Geoff Pender, Clarion-Ledger political editor, wrote that House Speaker Phillip Gunn and Lt. Gov. Tate Reeves, president of the Senate, said Kaeding “validated tax decisions made by the GOP legislative leadership over the past five years – including more than 40 corporate tax cuts.”
“The state . . . has been in a financial crunch, with the governor and lawmakers having to slash budgets because of revenue shortfall,” Pender wrote, “but Republican leaders say the economy, not their tax cuts, [is] to blame.”
The state Bond Commission passed rules last year to ensure that state-backed general obligation bonds are for long-term projects that would not be found in a pork barrel.
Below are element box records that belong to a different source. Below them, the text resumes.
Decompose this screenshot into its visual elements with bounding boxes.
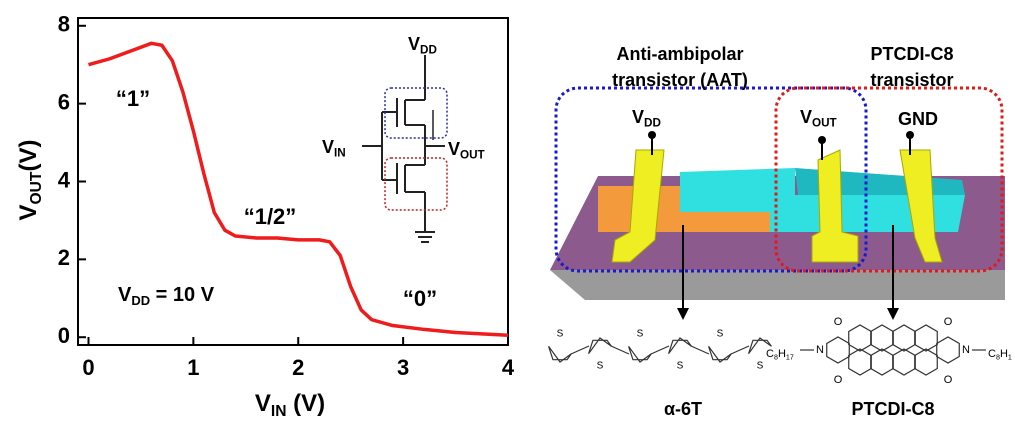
label-part: V bbox=[448, 139, 460, 159]
label-part: H bbox=[778, 348, 786, 360]
label-part: OUT bbox=[28, 171, 45, 204]
x-tick-label: 0 bbox=[82, 355, 94, 380]
aromatic-ring bbox=[849, 349, 872, 375]
y-tick-label: 4 bbox=[58, 167, 71, 192]
atom-label: S bbox=[677, 361, 684, 372]
thiophene-ring bbox=[669, 338, 692, 354]
label-part: OUT bbox=[812, 116, 838, 129]
bond bbox=[571, 346, 589, 354]
label-part: V bbox=[118, 284, 132, 306]
annotation: “1/2” bbox=[244, 204, 297, 229]
thiophene-ring bbox=[709, 346, 732, 362]
label-part: DD bbox=[644, 116, 661, 129]
atom-label: O bbox=[944, 316, 953, 328]
aromatic-ring bbox=[849, 325, 872, 351]
aromatic-ring bbox=[915, 349, 938, 375]
annotation: “0” bbox=[403, 286, 437, 311]
x-tick-label: 3 bbox=[397, 355, 409, 380]
y-tick-label: 0 bbox=[58, 323, 70, 348]
y-axis-label: VOUT(V) bbox=[15, 140, 45, 221]
label-part: DD bbox=[420, 43, 437, 56]
label-part: (V) bbox=[15, 140, 42, 172]
label-part: C bbox=[766, 348, 774, 360]
aromatic-ring bbox=[893, 349, 916, 375]
aromatic-ring bbox=[827, 337, 850, 363]
aat-label: Anti-ambipolar bbox=[616, 44, 743, 64]
gnd-label: GND bbox=[898, 109, 938, 129]
label-part: V bbox=[800, 107, 812, 127]
aromatic-ring bbox=[871, 325, 894, 351]
label-part: V bbox=[15, 204, 42, 220]
thiophene-ring bbox=[629, 346, 652, 362]
y-tick-label: 6 bbox=[58, 89, 70, 114]
label-part: (V) bbox=[286, 390, 325, 417]
label-part: IN bbox=[334, 146, 346, 159]
atom-label: S bbox=[597, 361, 604, 372]
label-part: = 10 V bbox=[150, 284, 215, 306]
y-tick-label: 2 bbox=[58, 245, 70, 270]
label-part: OUT bbox=[460, 148, 486, 161]
aromatic-ring bbox=[893, 325, 916, 351]
label-part: V bbox=[255, 390, 271, 417]
bond bbox=[731, 346, 749, 354]
figure: Anti-ambipolar transistor (AAT) PTCDI-C8… bbox=[0, 0, 1015, 425]
label-part: V bbox=[408, 34, 420, 54]
terminal-label: VOUT bbox=[800, 107, 838, 130]
y-tick-label: 8 bbox=[58, 12, 70, 37]
annotation: “1” bbox=[116, 86, 150, 111]
atom-label: S bbox=[637, 329, 644, 340]
ptcdi-label: transistor bbox=[870, 70, 953, 90]
x-tick-label: 4 bbox=[502, 355, 515, 380]
atom-label: O bbox=[834, 374, 843, 386]
circuit bbox=[362, 55, 447, 242]
circuit-label: VOUT bbox=[448, 139, 486, 162]
circuit-label: VDD bbox=[408, 34, 437, 57]
atom-label: O bbox=[944, 374, 953, 386]
atom-label: S bbox=[757, 361, 764, 372]
x-tick-label: 1 bbox=[187, 355, 199, 380]
aromatic-ring bbox=[915, 325, 938, 351]
atom-label: S bbox=[717, 329, 724, 340]
x-axis-label: VIN (V) bbox=[255, 390, 325, 420]
aromatic-ring bbox=[937, 337, 960, 363]
atom-label: O bbox=[834, 316, 843, 328]
label-part: 17 bbox=[786, 353, 794, 361]
label-part: H bbox=[1000, 348, 1008, 360]
bond bbox=[691, 346, 709, 354]
molecule-name: PTCDI-C8 bbox=[851, 399, 934, 419]
x-tick-label: 2 bbox=[292, 355, 304, 380]
label-part: V bbox=[632, 107, 644, 127]
circuit-label: VIN bbox=[322, 137, 346, 160]
label-part: DD bbox=[131, 293, 150, 308]
aat-label: transistor (AAT) bbox=[612, 70, 748, 90]
aromatic-ring bbox=[871, 349, 894, 375]
label-part: C bbox=[988, 348, 996, 360]
label-part: V bbox=[322, 137, 334, 157]
ptcdi-label: PTCDI-C8 bbox=[870, 44, 953, 64]
atom-label: S bbox=[557, 329, 564, 340]
bond bbox=[611, 346, 629, 354]
bond bbox=[651, 346, 669, 354]
vdd-note: VDD = 10 V bbox=[118, 284, 215, 308]
atom-label: N bbox=[816, 344, 824, 356]
label-part: IN bbox=[271, 403, 287, 420]
molecule-name: α-6T bbox=[664, 399, 702, 419]
thiophene-ring bbox=[549, 346, 572, 362]
chain-label: C8H17 bbox=[766, 348, 794, 361]
chain-label: C8H1 bbox=[988, 348, 1012, 361]
thiophene-ring bbox=[589, 338, 612, 354]
atom-label: N bbox=[962, 344, 970, 356]
label-part: 1 bbox=[1008, 353, 1012, 361]
terminal-label: VDD bbox=[632, 107, 661, 130]
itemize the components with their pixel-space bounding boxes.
State Treasurer Lynn Fitch, a member of the commission, put the per capita state debt at $1,700 last year. The foundation’s Facts and Figures report put Mississippi at $2,742 in fiscal 2012, 35th in state debt per capita for fiscal 2014.
Taking on debt is being pursued – but without adding to general taxation.
The proposed revenue source for the roads and bridges overhaul would be the sale of bonds, but interest to investors would be paid from a new sales tax on Internet transaction by firms with no physical presence in the state.
Reeves, a Republican, blocked a proposed mandate for that in the current session of the Legislature, arguing that it would run afoul of a 1992 U.S. Supreme Court ruling.
Yet last week, Gunn, also a Republican, penned Senate Bill 2939, which would provide revenue from voluntary taxes paid by Internet-based retailers doing business in the state. The proposal would provide $50 million in bond revenue, divided equally between cities and counties.
A common figure cited for those infrastructural needs is $375 million a year, according to a study commissioned by the Mississippi Economic Council, the state chamber of commerce.
That legislation, which passed the House easily, will likely go to a conference committee to work out any differences. It was pending at publication time.
Increasing the tax on motor fuel – which has not been raised from its 18.8 cents per gallon since 1987, when the Legislature approved it and 1,700 miles of four-lane highway were built – has been suggested.
Mississippi ranks 46th. Pennsylvania’s is the highest at 58.2 cents as of Jan. 1, 2017.
Meantime, construction costs in Mississippi have risen several hundred percent in the past 30 years.